Alors qu’une ligne d’horizon semble se présenter pour la réouverture des restaurants entre la mi-mai et la mi-juin, faut-il dès à présent enclencher des actions ? La restauration peut-elle louper cette étape ? 

Les restaurateurs attendent cette réouverture depuis très longtemps, ils sont prêts à accueillir les clients. Beaucoup d’entre eux ont réadapté leurs cartes avec un modèle différent, par exemple une très belle brasserie parisienne se transforme en cuisine type bouillon et une carte plus limitée, des suggestions du jour seront davantage proposées aux clients pour garantir la fraîcheur des produits.

Les restaurateurs sont prêts depuis longtemps, la seule difficulté : maintenir leur équipe car certains sont partis et se sont reconvertis. J’ai également beaucoup de profils partis en province pour une qualité de vie autre : plus d’espace, un extérieur, la nature à proximité et seuls, des loyers moins chers, pouvoir accéder à la propriété, trouver un emploi plus facilement avec moins de concurrence sur le marché. Il faut, quand on est une chaîne, mettre en place une veille pour accompagner ces « transferts » de région et garder les compétences dans le réseau. La restauration ne loupera pas cette reprise, beaucoup de professionnels l’attendent et de pied ferme avec des protocoles sanitaires encore renforcés afin d’accueillir les clients en toute sécurité. Mais avec la reprise qu’on attend pour le mois de mai, il faut d’ores et déjà se préparer, recruter rapidement, commencer les plannings, maintenir le lien, réaliser des team building en distanciel et présentiel, se retrouver, préparer une réunion avec plusieurs possibilités de réouverture. La question que l’on peut se poser à ce jour : les clients vont-ils se ruer vers les restaurants ? Vont-ils rester prudents, attendre une semaine, voire deux. Tout n’est que supposition…. ! Les restaurants en Espagne ont réouvert et semblent avoir passé le cap, pourquoi pas en France ? Ils sont prêts et dans de bonnes conditions de respect des gestes barrières.  

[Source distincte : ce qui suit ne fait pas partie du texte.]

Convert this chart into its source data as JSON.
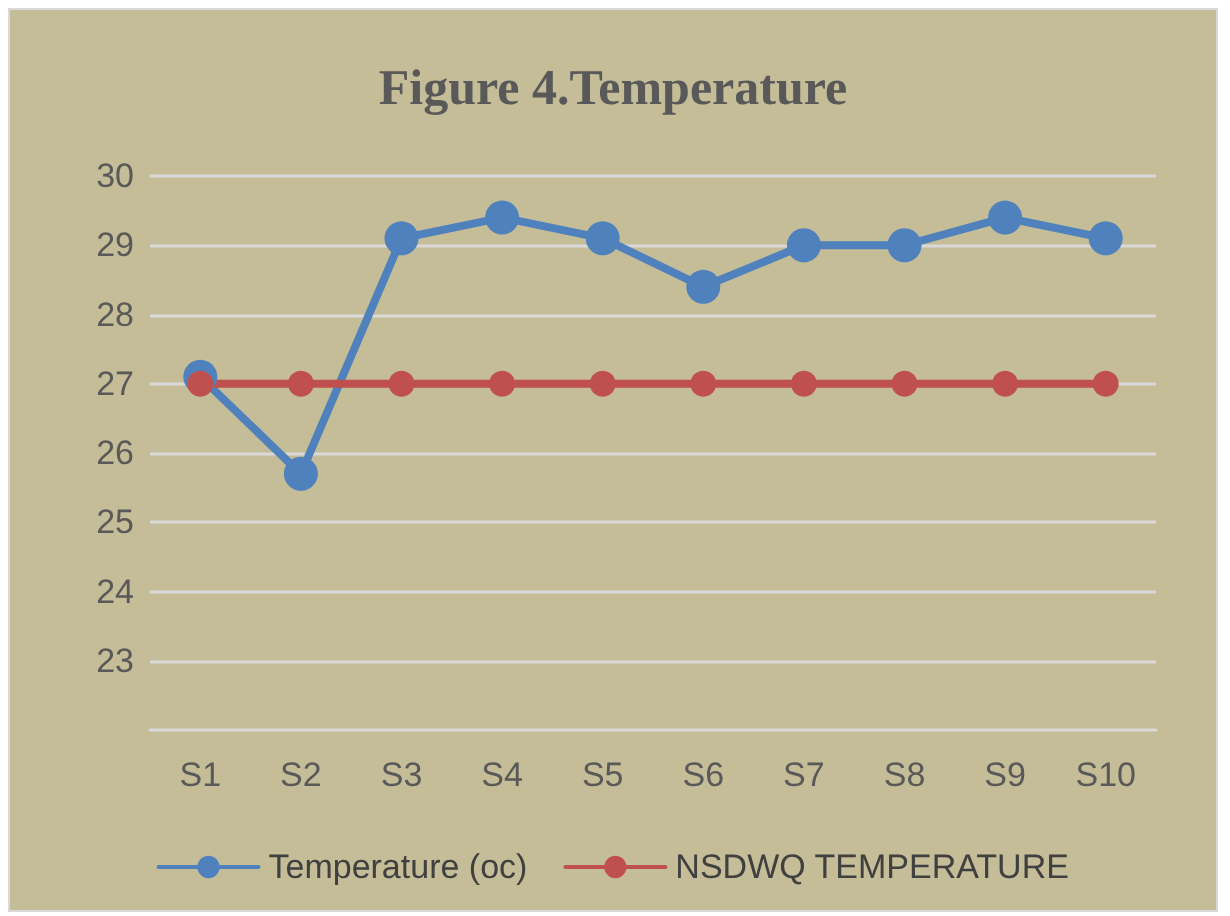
{
  "chart_data": {
    "type": "line",
    "title": "Figure 4.Temperature",
    "categories": [
      "S1",
      "S2",
      "S3",
      "S4",
      "S5",
      "S6",
      "S7",
      "S8",
      "S9",
      "S10"
    ],
    "series": [
      {
        "name": "Temperature (oc)",
        "color": "#4f81bd",
        "values": [
          27.1,
          25.7,
          29.1,
          29.4,
          29.1,
          28.4,
          29.0,
          29.0,
          29.4,
          29.1
        ]
      },
      {
        "name": "NSDWQ TEMPERATURE",
        "color": "#c0504d",
        "values": [
          27,
          27,
          27,
          27,
          27,
          27,
          27,
          27,
          27,
          27
        ]
      }
    ],
    "ylim": [
      22,
      30
    ],
    "yticks": [
      23,
      24,
      25,
      26,
      27,
      28,
      29,
      30
    ],
    "grid": "y",
    "legend": "bottom",
    "marker": "circle",
    "line_style": "solid"
  }
}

Comment voyez-vous le monde d’après, du point de vue du recrutement et des relations avec ses équipes à travers le prisme de ce que nous venons de traverser ? 

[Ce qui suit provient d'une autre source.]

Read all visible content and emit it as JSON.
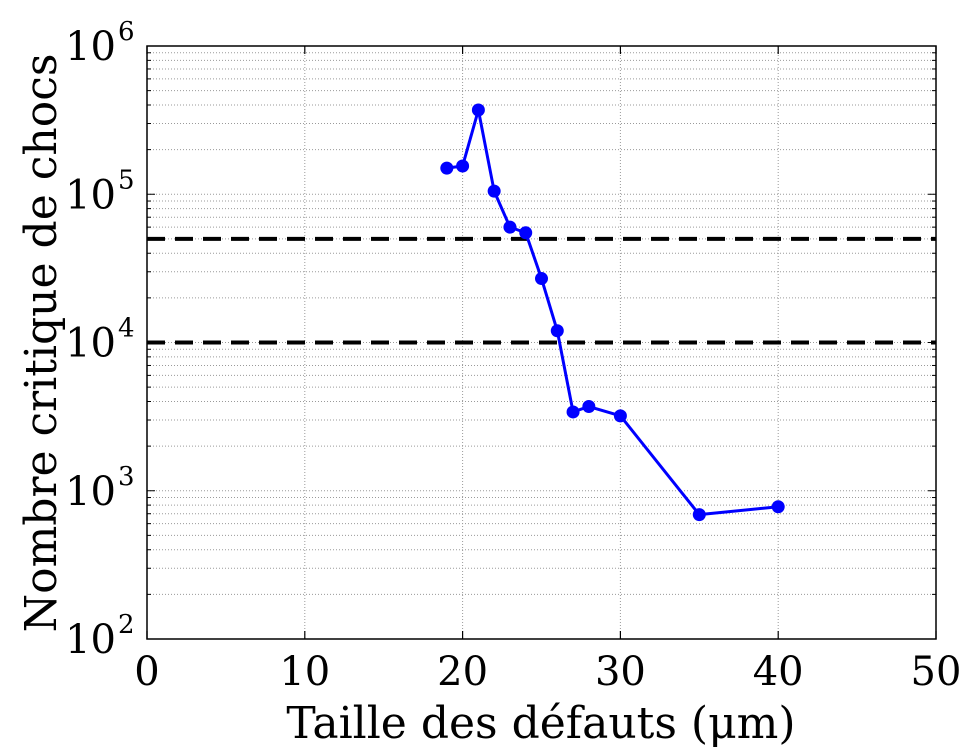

Avec les réouvertures, l'activité va forcément repartir. J’aime être positive et croire à un nouveau départ de ce beau secteur. Les touristes vont revenir, aussi. On constate au niveau international une levée progressive des restrictions sanitaires et ainsi une capacité à retourner dans les restaurants, que ce soit en Australie, en Angleterre ou en Espagne. Les équipes seront heureuses de retrouver leur lieu de travail. A noter que nous avons la chance d’avoir beaucoup de passionnés.

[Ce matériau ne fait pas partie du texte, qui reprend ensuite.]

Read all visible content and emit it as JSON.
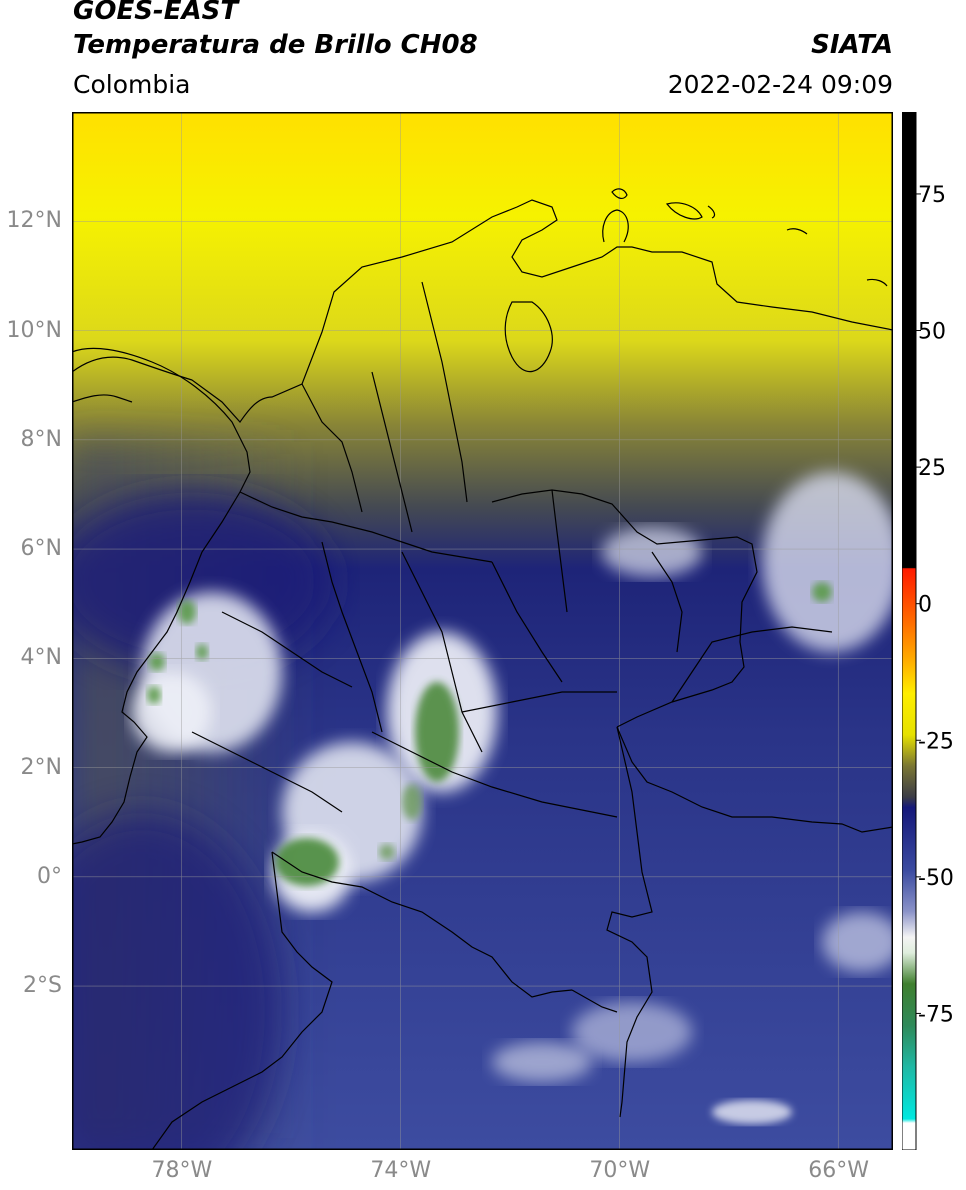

La modification de la relation au travail et notamment le fort développement du télétravail devra sans aucun doute modifier l’offre de restauration, notamment de bureau afin de prendre en compte cette nouvelle donne. De nouveaux métiers vont émerger notamment autour du digital afin de mettre en place une offre plus agile répondant aux besoins du monde d’après.